Palavras de Dona Cyra Britto
“Eu nunca tive medo de nada, pois quando criança estava acostumada a me esconder no mato, fugindo dos cangaceiros que ameaçavam meu pai. Até que veio aquele dia em que meu marido, ajudado pelo
tenente Ferreira e o sargento Aniceto, encontrou Lampião na serra de Angico e o abateu inclusive Maria Bonita. Isso foi em 1938. Nós sabíamos que a família de Pedro de Cândida (Pedro de Cândido - segundo o escritor Alcino Alves da Costa), acoitava Lampião. Pedro ia sempre lá em casa, para colher informações e passá-las ao bandido. Certa vez, ele chegou, dizendo que Lampião estava para os lados Moxotó, em Pernambuco. Era mentira e Bezerra logo percebeu isso, e para despistar, meu marido foi com a tropa para cidade de Pedra. O sargento Aniceto ficou em Delmiro Gouveia, à espera de notícias.
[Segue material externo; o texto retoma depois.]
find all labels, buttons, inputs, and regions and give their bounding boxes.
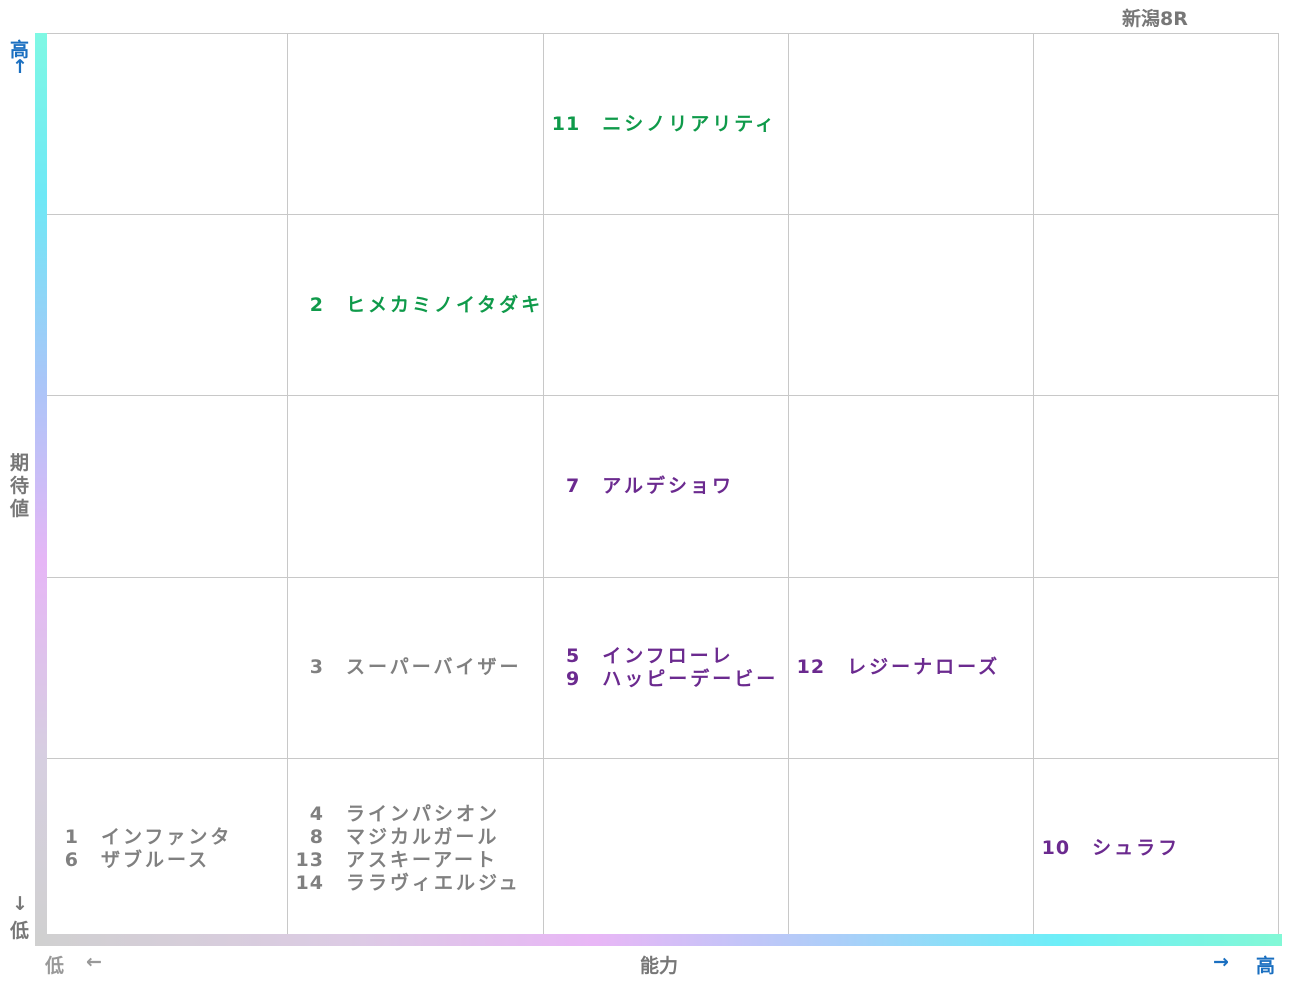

Depois de Bezerra partir, chegou um caboclo amigo nosso, contando que Lampião tinha sido visto perto de Angico. Imediatamente passei um telegrama para o meu marido e outro para Aniceto, em Delmiro Gouveia. Eles, imediatamente, dirigiram suas volantes para Piranhas, onde embarcaram em canoas pequenas, amarradas umas às outras com a finalidade de levar mais soldados. Quando Bezerra saiu à caça de Lampião, a noite estava enluarada e bonita. Senti muito medo, mas confiava em meu marido e na sua vitória. Fiquei ao lado de um soldado doente, até às quatro da madrugada. Ele acordou esperou e me disse: Dona Cyra, o Capitão Bezerra entrou em combate. Estou ouvindo o tiroteio. A cidade entrou em polvorosa. Quando amanheceu, todo mundo assustou-se com o estampido de um tiro. Será que o bando de Lampião estava tão perto assim? Corri para fora de casa e soube então que um homem ao carregar uma arma disparou-a acidentalmente, ferindo a mulher. Fui à casa deles e encontrei a coitada quase morrendo, suplicando que não prendessem o marido. Depois, ela apagou. No meio daquela agonia, chegou um rapaz dizendo que vinha rio abaixo uma canoa cheia de homens. Pedi para ele ir até a margem do Rio São Francisco, para ver se Lampião havia fugido. Nesse caso, ele deveria voltar e avisar a gente na cidade. Se desse tempo, nós fugíamos. Fui para casa e fiquei esperando os acontecimentos. Já ouvia barulhos estranhos por toda cidade. Eram tiros e gritos. Eu não entendia nada daquilo. Mas pensava: “Se o rapaz não voltou, talvez Lampião o tivesse pegado e agora o bandido está entrando na cidade.”. Fui para a calçada da casa, à espera do pior. Um grupo de homens surgiu no fim da rua. Na frente deles, eu vi Bezerra, caminhando todo ensanguentado. Atrás vinham os seus soldados, trazendo cabeças seguras pelos cabelos. Foi o quadro mais horrível que presenciei na vida. Corri para dentro, apavorada, e me debrucei no berço da minha filha. Não conseguia tirar as mãos do rosto. Foi quando senti entrar gente no meu quarto. Era Bezerra. Ele disse: “Minha filha, venci. O Cego está morto. Venha ver”. Mas eu não tinha coragem de tirar as mãos do rosto. Bezerra insistia: “Você não quer ver? Olhe, eu estou ferido”.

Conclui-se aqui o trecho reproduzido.